Arkady lifted the vodka bottle off the floor by its bottom edge and stopper. A circle of water marked the floor where the bottle had been. Then something fell from the bottom of the bottle to his feet and he picked up a silver plastic card that said in black script, Your VIP pass to the Nijinsky Luxury Fair. The reverse side had a bar code and June 30-July 3, Club Nijinsky, Browsing begins at 8 p.m.

June 30 was two hours ago. Arkady went to the window. Finding a witness among the furtive citizens of Three Stations promised to be a farce. In this particular place who would notice a prostitute practicing her trade? His eye ran to the apartment house across the plaza. Eight stories mainly of dark flats, but some with kitchen lights on or the hypnotic glow of television on the ceiling. The trailer door opened and Victor was back, saturnine and triumphant.

"You'll never guess."

"Surprise me," Arkady said.

"Okay. Our extension cord runs from here and goes directly to the railway police station. I saw our friend the captain through a window. He's got a bandage on his hand the size of a boxing glove. But the cord doesn't end there; it's connected to another long cord that's plugged into an outlet at the back of the militia station. Got it? We're the pimps. You don't look surprised."

3

So far as Zhenya was concerned, Yaroslavl Station offered just about everything: buffets, bookstore, kiddy corner, shops selling cigarette lighters, CDs and DVDs. A lounge for soldiers; men on leave traveled free. An escalator led to an upper waiting hall that featured a concert piano behind a red velvet rope.

He started on the main floor and watched for anyone willing to play a friendly game of chess on the folding board he had in his backpack. He was cautious; he always carried his ID and a commuter pass in case he was stopped. Although he was half hidden in a sweatshirt and hood, he stayed in the blind spots of ceiling cameras focused on him.

When he didn't see a likely opponent, Zhenya retreated to a bench on a quiet corridor off the upper hall and studied a pocket English-Russian dictionary. Bobby Fischer had learned Russian to read proper chess analysis; Zhenya was returning the favor. Zhenya concentrated on the talented word "draw," which described the inconclusive ending of a chess match. Or pulling, pouring, sketching, attracting, earning, opening or closing drapes and more.

With a click the door across from Zhenya opened. Inside, two militia officers and a girl sat at a metal table with a plastic pitcher of water, paper cups and a tape recorder. The senior officer was a woman, a major by the stars on her shoulder boards. A lieutenant tipped back in his chair.

The girl was about fifteen, Zhenya's age. Her eyes were blurred by tears, and since she had dyed her hair a neon red, she was exactly the type the militia liked to harass, but the major used a motherly tone.

"First necessary information and then the search. Everything will turn out fine. Maybe someone will find your lost baby before we're even done."

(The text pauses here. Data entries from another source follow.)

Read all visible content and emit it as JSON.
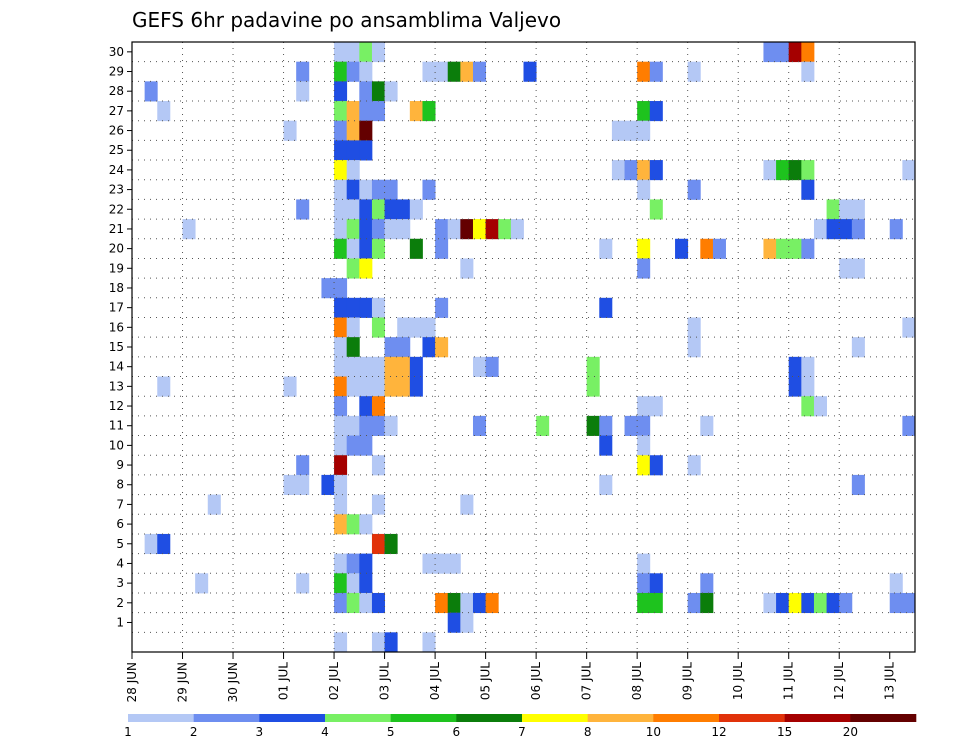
{
  "chart_data": {
    "type": "heatmap",
    "title": "GEFS 6hr padavine po ansamblima Valjevo",
    "xlabel": "",
    "ylabel": "",
    "y_labels": [
      "1",
      "2",
      "3",
      "4",
      "5",
      "6",
      "7",
      "8",
      "9",
      "10",
      "11",
      "12",
      "13",
      "14",
      "15",
      "16",
      "17",
      "18",
      "19",
      "20",
      "21",
      "22",
      "23",
      "24",
      "25",
      "26",
      "27",
      "28",
      "29",
      "30"
    ],
    "x_tick_labels": [
      "28 JUN",
      "29 JUN",
      "30 JUN",
      "01 JUL",
      "02 JUL",
      "03 JUL",
      "04 JUL",
      "05 JUL",
      "06 JUL",
      "07 JUL",
      "08 JUL",
      "09 JUL",
      "10 JUL",
      "11 JUL",
      "12 JUL",
      "13 JUL"
    ],
    "x_range_steps": [
      0,
      61
    ],
    "grid": true,
    "colorbar": {
      "labels": [
        "1",
        "2",
        "3",
        "4",
        "5",
        "6",
        "7",
        "8",
        "10",
        "12",
        "15",
        "20"
      ],
      "colors": [
        "#b4c8f5",
        "#6e8ef0",
        "#1f4ee3",
        "#78f064",
        "#1ec31e",
        "#0b7d0b",
        "#ffff00",
        "#ffb43c",
        "#ff7d00",
        "#e1320a",
        "#a50000",
        "#640000"
      ]
    },
    "cells": [
      {
        "m": 30,
        "s": 16,
        "v": 1
      },
      {
        "m": 30,
        "s": 17,
        "v": 1
      },
      {
        "m": 30,
        "s": 18,
        "v": 4
      },
      {
        "m": 30,
        "s": 19,
        "v": 1
      },
      {
        "m": 30,
        "s": 50,
        "v": 2
      },
      {
        "m": 30,
        "s": 51,
        "v": 2
      },
      {
        "m": 30,
        "s": 52,
        "v": 11
      },
      {
        "m": 30,
        "s": 53,
        "v": 9
      },
      {
        "m": 29,
        "s": 13,
        "v": 2
      },
      {
        "m": 29,
        "s": 16,
        "v": 5
      },
      {
        "m": 29,
        "s": 17,
        "v": 2
      },
      {
        "m": 29,
        "s": 18,
        "v": 1
      },
      {
        "m": 29,
        "s": 23,
        "v": 1
      },
      {
        "m": 29,
        "s": 24,
        "v": 1
      },
      {
        "m": 29,
        "s": 25,
        "v": 6
      },
      {
        "m": 29,
        "s": 26,
        "v": 8
      },
      {
        "m": 29,
        "s": 27,
        "v": 2
      },
      {
        "m": 29,
        "s": 31,
        "v": 3
      },
      {
        "m": 29,
        "s": 40,
        "v": 9
      },
      {
        "m": 29,
        "s": 41,
        "v": 2
      },
      {
        "m": 29,
        "s": 44,
        "v": 1
      },
      {
        "m": 29,
        "s": 53,
        "v": 1
      },
      {
        "m": 28,
        "s": 1,
        "v": 2
      },
      {
        "m": 28,
        "s": 13,
        "v": 1
      },
      {
        "m": 28,
        "s": 16,
        "v": 3
      },
      {
        "m": 28,
        "s": 18,
        "v": 2
      },
      {
        "m": 28,
        "s": 19,
        "v": 6
      },
      {
        "m": 28,
        "s": 20,
        "v": 1
      },
      {
        "m": 27,
        "s": 2,
        "v": 1
      },
      {
        "m": 27,
        "s": 16,
        "v": 4
      },
      {
        "m": 27,
        "s": 17,
        "v": 8
      },
      {
        "m": 27,
        "s": 18,
        "v": 2
      },
      {
        "m": 27,
        "s": 19,
        "v": 2
      },
      {
        "m": 27,
        "s": 22,
        "v": 8
      },
      {
        "m": 27,
        "s": 23,
        "v": 5
      },
      {
        "m": 27,
        "s": 40,
        "v": 5
      },
      {
        "m": 27,
        "s": 41,
        "v": 3
      },
      {
        "m": 26,
        "s": 12,
        "v": 1
      },
      {
        "m": 26,
        "s": 16,
        "v": 2
      },
      {
        "m": 26,
        "s": 17,
        "v": 8
      },
      {
        "m": 26,
        "s": 18,
        "v": 12
      },
      {
        "m": 26,
        "s": 38,
        "v": 1
      },
      {
        "m": 26,
        "s": 39,
        "v": 1
      },
      {
        "m": 26,
        "s": 40,
        "v": 1
      },
      {
        "m": 25,
        "s": 16,
        "v": 3
      },
      {
        "m": 25,
        "s": 17,
        "v": 3
      },
      {
        "m": 25,
        "s": 18,
        "v": 3
      },
      {
        "m": 24,
        "s": 16,
        "v": 7
      },
      {
        "m": 24,
        "s": 17,
        "v": 1
      },
      {
        "m": 24,
        "s": 38,
        "v": 1
      },
      {
        "m": 24,
        "s": 39,
        "v": 2
      },
      {
        "m": 24,
        "s": 40,
        "v": 8
      },
      {
        "m": 24,
        "s": 41,
        "v": 3
      },
      {
        "m": 24,
        "s": 50,
        "v": 1
      },
      {
        "m": 24,
        "s": 51,
        "v": 5
      },
      {
        "m": 24,
        "s": 52,
        "v": 6
      },
      {
        "m": 24,
        "s": 53,
        "v": 4
      },
      {
        "m": 24,
        "s": 61,
        "v": 1
      },
      {
        "m": 23,
        "s": 16,
        "v": 1
      },
      {
        "m": 23,
        "s": 17,
        "v": 3
      },
      {
        "m": 23,
        "s": 18,
        "v": 1
      },
      {
        "m": 23,
        "s": 19,
        "v": 2
      },
      {
        "m": 23,
        "s": 20,
        "v": 2
      },
      {
        "m": 23,
        "s": 23,
        "v": 2
      },
      {
        "m": 23,
        "s": 40,
        "v": 1
      },
      {
        "m": 23,
        "s": 44,
        "v": 2
      },
      {
        "m": 23,
        "s": 53,
        "v": 3
      },
      {
        "m": 22,
        "s": 13,
        "v": 2
      },
      {
        "m": 22,
        "s": 16,
        "v": 1
      },
      {
        "m": 22,
        "s": 17,
        "v": 1
      },
      {
        "m": 22,
        "s": 18,
        "v": 3
      },
      {
        "m": 22,
        "s": 19,
        "v": 4
      },
      {
        "m": 22,
        "s": 20,
        "v": 3
      },
      {
        "m": 22,
        "s": 21,
        "v": 3
      },
      {
        "m": 22,
        "s": 22,
        "v": 1
      },
      {
        "m": 22,
        "s": 41,
        "v": 4
      },
      {
        "m": 22,
        "s": 55,
        "v": 4
      },
      {
        "m": 22,
        "s": 56,
        "v": 1
      },
      {
        "m": 22,
        "s": 57,
        "v": 1
      },
      {
        "m": 21,
        "s": 4,
        "v": 1
      },
      {
        "m": 21,
        "s": 16,
        "v": 1
      },
      {
        "m": 21,
        "s": 17,
        "v": 4
      },
      {
        "m": 21,
        "s": 18,
        "v": 3
      },
      {
        "m": 21,
        "s": 19,
        "v": 2
      },
      {
        "m": 21,
        "s": 20,
        "v": 1
      },
      {
        "m": 21,
        "s": 21,
        "v": 1
      },
      {
        "m": 21,
        "s": 24,
        "v": 2
      },
      {
        "m": 21,
        "s": 25,
        "v": 1
      },
      {
        "m": 21,
        "s": 26,
        "v": 12
      },
      {
        "m": 21,
        "s": 27,
        "v": 7
      },
      {
        "m": 21,
        "s": 28,
        "v": 11
      },
      {
        "m": 21,
        "s": 29,
        "v": 4
      },
      {
        "m": 21,
        "s": 30,
        "v": 1
      },
      {
        "m": 21,
        "s": 54,
        "v": 1
      },
      {
        "m": 21,
        "s": 55,
        "v": 3
      },
      {
        "m": 21,
        "s": 56,
        "v": 3
      },
      {
        "m": 21,
        "s": 57,
        "v": 2
      },
      {
        "m": 21,
        "s": 60,
        "v": 2
      },
      {
        "m": 20,
        "s": 16,
        "v": 5
      },
      {
        "m": 20,
        "s": 17,
        "v": 1
      },
      {
        "m": 20,
        "s": 18,
        "v": 3
      },
      {
        "m": 20,
        "s": 19,
        "v": 4
      },
      {
        "m": 20,
        "s": 22,
        "v": 6
      },
      {
        "m": 20,
        "s": 24,
        "v": 2
      },
      {
        "m": 20,
        "s": 37,
        "v": 1
      },
      {
        "m": 20,
        "s": 40,
        "v": 7
      },
      {
        "m": 20,
        "s": 43,
        "v": 3
      },
      {
        "m": 20,
        "s": 45,
        "v": 9
      },
      {
        "m": 20,
        "s": 46,
        "v": 2
      },
      {
        "m": 20,
        "s": 50,
        "v": 8
      },
      {
        "m": 20,
        "s": 51,
        "v": 4
      },
      {
        "m": 20,
        "s": 52,
        "v": 4
      },
      {
        "m": 20,
        "s": 53,
        "v": 2
      },
      {
        "m": 19,
        "s": 17,
        "v": 4
      },
      {
        "m": 19,
        "s": 18,
        "v": 7
      },
      {
        "m": 19,
        "s": 26,
        "v": 1
      },
      {
        "m": 19,
        "s": 40,
        "v": 2
      },
      {
        "m": 19,
        "s": 56,
        "v": 1
      },
      {
        "m": 19,
        "s": 57,
        "v": 1
      },
      {
        "m": 18,
        "s": 15,
        "v": 2
      },
      {
        "m": 18,
        "s": 16,
        "v": 2
      },
      {
        "m": 17,
        "s": 16,
        "v": 3
      },
      {
        "m": 17,
        "s": 17,
        "v": 3
      },
      {
        "m": 17,
        "s": 18,
        "v": 3
      },
      {
        "m": 17,
        "s": 19,
        "v": 1
      },
      {
        "m": 17,
        "s": 24,
        "v": 2
      },
      {
        "m": 17,
        "s": 37,
        "v": 3
      },
      {
        "m": 16,
        "s": 16,
        "v": 9
      },
      {
        "m": 16,
        "s": 17,
        "v": 1
      },
      {
        "m": 16,
        "s": 19,
        "v": 4
      },
      {
        "m": 16,
        "s": 21,
        "v": 1
      },
      {
        "m": 16,
        "s": 22,
        "v": 1
      },
      {
        "m": 16,
        "s": 23,
        "v": 1
      },
      {
        "m": 16,
        "s": 44,
        "v": 1
      },
      {
        "m": 16,
        "s": 61,
        "v": 1
      },
      {
        "m": 15,
        "s": 16,
        "v": 1
      },
      {
        "m": 15,
        "s": 17,
        "v": 6
      },
      {
        "m": 15,
        "s": 20,
        "v": 2
      },
      {
        "m": 15,
        "s": 21,
        "v": 2
      },
      {
        "m": 15,
        "s": 23,
        "v": 3
      },
      {
        "m": 15,
        "s": 24,
        "v": 8
      },
      {
        "m": 15,
        "s": 44,
        "v": 1
      },
      {
        "m": 15,
        "s": 57,
        "v": 1
      },
      {
        "m": 14,
        "s": 16,
        "v": 1
      },
      {
        "m": 14,
        "s": 17,
        "v": 1
      },
      {
        "m": 14,
        "s": 18,
        "v": 1
      },
      {
        "m": 14,
        "s": 19,
        "v": 1
      },
      {
        "m": 14,
        "s": 20,
        "v": 8
      },
      {
        "m": 14,
        "s": 21,
        "v": 8
      },
      {
        "m": 14,
        "s": 22,
        "v": 3
      },
      {
        "m": 14,
        "s": 27,
        "v": 1
      },
      {
        "m": 14,
        "s": 28,
        "v": 2
      },
      {
        "m": 14,
        "s": 36,
        "v": 4
      },
      {
        "m": 14,
        "s": 52,
        "v": 3
      },
      {
        "m": 14,
        "s": 53,
        "v": 1
      },
      {
        "m": 13,
        "s": 2,
        "v": 1
      },
      {
        "m": 13,
        "s": 12,
        "v": 1
      },
      {
        "m": 13,
        "s": 16,
        "v": 9
      },
      {
        "m": 13,
        "s": 17,
        "v": 1
      },
      {
        "m": 13,
        "s": 18,
        "v": 1
      },
      {
        "m": 13,
        "s": 19,
        "v": 1
      },
      {
        "m": 13,
        "s": 20,
        "v": 8
      },
      {
        "m": 13,
        "s": 21,
        "v": 8
      },
      {
        "m": 13,
        "s": 22,
        "v": 3
      },
      {
        "m": 13,
        "s": 36,
        "v": 4
      },
      {
        "m": 13,
        "s": 52,
        "v": 3
      },
      {
        "m": 13,
        "s": 53,
        "v": 1
      },
      {
        "m": 12,
        "s": 16,
        "v": 2
      },
      {
        "m": 12,
        "s": 18,
        "v": 3
      },
      {
        "m": 12,
        "s": 19,
        "v": 9
      },
      {
        "m": 12,
        "s": 40,
        "v": 1
      },
      {
        "m": 12,
        "s": 41,
        "v": 1
      },
      {
        "m": 12,
        "s": 53,
        "v": 4
      },
      {
        "m": 12,
        "s": 54,
        "v": 1
      },
      {
        "m": 11,
        "s": 16,
        "v": 1
      },
      {
        "m": 11,
        "s": 17,
        "v": 1
      },
      {
        "m": 11,
        "s": 18,
        "v": 2
      },
      {
        "m": 11,
        "s": 19,
        "v": 2
      },
      {
        "m": 11,
        "s": 20,
        "v": 1
      },
      {
        "m": 11,
        "s": 27,
        "v": 2
      },
      {
        "m": 11,
        "s": 32,
        "v": 4
      },
      {
        "m": 11,
        "s": 36,
        "v": 6
      },
      {
        "m": 11,
        "s": 37,
        "v": 2
      },
      {
        "m": 11,
        "s": 39,
        "v": 2
      },
      {
        "m": 11,
        "s": 40,
        "v": 2
      },
      {
        "m": 11,
        "s": 45,
        "v": 1
      },
      {
        "m": 11,
        "s": 61,
        "v": 2
      },
      {
        "m": 10,
        "s": 16,
        "v": 1
      },
      {
        "m": 10,
        "s": 17,
        "v": 2
      },
      {
        "m": 10,
        "s": 18,
        "v": 2
      },
      {
        "m": 10,
        "s": 37,
        "v": 3
      },
      {
        "m": 10,
        "s": 40,
        "v": 1
      },
      {
        "m": 9,
        "s": 13,
        "v": 2
      },
      {
        "m": 9,
        "s": 16,
        "v": 11
      },
      {
        "m": 9,
        "s": 19,
        "v": 1
      },
      {
        "m": 9,
        "s": 40,
        "v": 7
      },
      {
        "m": 9,
        "s": 41,
        "v": 3
      },
      {
        "m": 9,
        "s": 44,
        "v": 1
      },
      {
        "m": 8,
        "s": 12,
        "v": 1
      },
      {
        "m": 8,
        "s": 13,
        "v": 1
      },
      {
        "m": 8,
        "s": 15,
        "v": 3
      },
      {
        "m": 8,
        "s": 16,
        "v": 1
      },
      {
        "m": 8,
        "s": 37,
        "v": 1
      },
      {
        "m": 8,
        "s": 57,
        "v": 2
      },
      {
        "m": 7,
        "s": 6,
        "v": 1
      },
      {
        "m": 7,
        "s": 16,
        "v": 1
      },
      {
        "m": 7,
        "s": 19,
        "v": 1
      },
      {
        "m": 7,
        "s": 26,
        "v": 1
      },
      {
        "m": 6,
        "s": 16,
        "v": 8
      },
      {
        "m": 6,
        "s": 17,
        "v": 4
      },
      {
        "m": 6,
        "s": 18,
        "v": 1
      },
      {
        "m": 5,
        "s": 1,
        "v": 1
      },
      {
        "m": 5,
        "s": 2,
        "v": 3
      },
      {
        "m": 5,
        "s": 19,
        "v": 10
      },
      {
        "m": 5,
        "s": 20,
        "v": 6
      },
      {
        "m": 4,
        "s": 16,
        "v": 1
      },
      {
        "m": 4,
        "s": 17,
        "v": 2
      },
      {
        "m": 4,
        "s": 18,
        "v": 3
      },
      {
        "m": 4,
        "s": 23,
        "v": 1
      },
      {
        "m": 4,
        "s": 24,
        "v": 1
      },
      {
        "m": 4,
        "s": 25,
        "v": 1
      },
      {
        "m": 4,
        "s": 40,
        "v": 1
      },
      {
        "m": 3,
        "s": 5,
        "v": 1
      },
      {
        "m": 3,
        "s": 13,
        "v": 1
      },
      {
        "m": 3,
        "s": 16,
        "v": 5
      },
      {
        "m": 3,
        "s": 17,
        "v": 1
      },
      {
        "m": 3,
        "s": 18,
        "v": 3
      },
      {
        "m": 3,
        "s": 40,
        "v": 2
      },
      {
        "m": 3,
        "s": 41,
        "v": 3
      },
      {
        "m": 3,
        "s": 45,
        "v": 2
      },
      {
        "m": 3,
        "s": 60,
        "v": 1
      },
      {
        "m": 2,
        "s": 16,
        "v": 2
      },
      {
        "m": 2,
        "s": 17,
        "v": 4
      },
      {
        "m": 2,
        "s": 18,
        "v": 1
      },
      {
        "m": 2,
        "s": 19,
        "v": 3
      },
      {
        "m": 2,
        "s": 24,
        "v": 9
      },
      {
        "m": 2,
        "s": 25,
        "v": 6
      },
      {
        "m": 2,
        "s": 26,
        "v": 1
      },
      {
        "m": 2,
        "s": 27,
        "v": 3
      },
      {
        "m": 2,
        "s": 28,
        "v": 9
      },
      {
        "m": 2,
        "s": 40,
        "v": 5
      },
      {
        "m": 2,
        "s": 41,
        "v": 5
      },
      {
        "m": 2,
        "s": 44,
        "v": 2
      },
      {
        "m": 2,
        "s": 45,
        "v": 6
      },
      {
        "m": 2,
        "s": 50,
        "v": 1
      },
      {
        "m": 2,
        "s": 51,
        "v": 3
      },
      {
        "m": 2,
        "s": 52,
        "v": 7
      },
      {
        "m": 2,
        "s": 53,
        "v": 3
      },
      {
        "m": 2,
        "s": 54,
        "v": 4
      },
      {
        "m": 2,
        "s": 55,
        "v": 3
      },
      {
        "m": 2,
        "s": 56,
        "v": 2
      },
      {
        "m": 2,
        "s": 60,
        "v": 2
      },
      {
        "m": 2,
        "s": 61,
        "v": 2
      },
      {
        "m": 1,
        "s": 25,
        "v": 3
      },
      {
        "m": 1,
        "s": 26,
        "v": 1
      },
      {
        "m": 0,
        "s": 16,
        "v": 1
      },
      {
        "m": 0,
        "s": 19,
        "v": 1
      },
      {
        "m": 0,
        "s": 20,
        "v": 3
      },
      {
        "m": 0,
        "s": 23,
        "v": 1
      }
    ]
  }
}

"I didn't lose her, she was stolen."

"So you said. We'll get into that."

"We're wasting time. Why aren't you looking for her?"

"My dear, we have a systematic approach that works well. This is a problematic case. You say that you don't have any photographs of the baby."

"A baby is a baby."

"Still it is a shame. A photograph is crucial in finding someone."

"Did you find them?" The girl pointed to the faces pinned to the wall, black-and-white photocopies of snapshots grainy from enlargement, taken indoors or out, of different ages and either sex but the people in them had one thing in common: they had disappeared.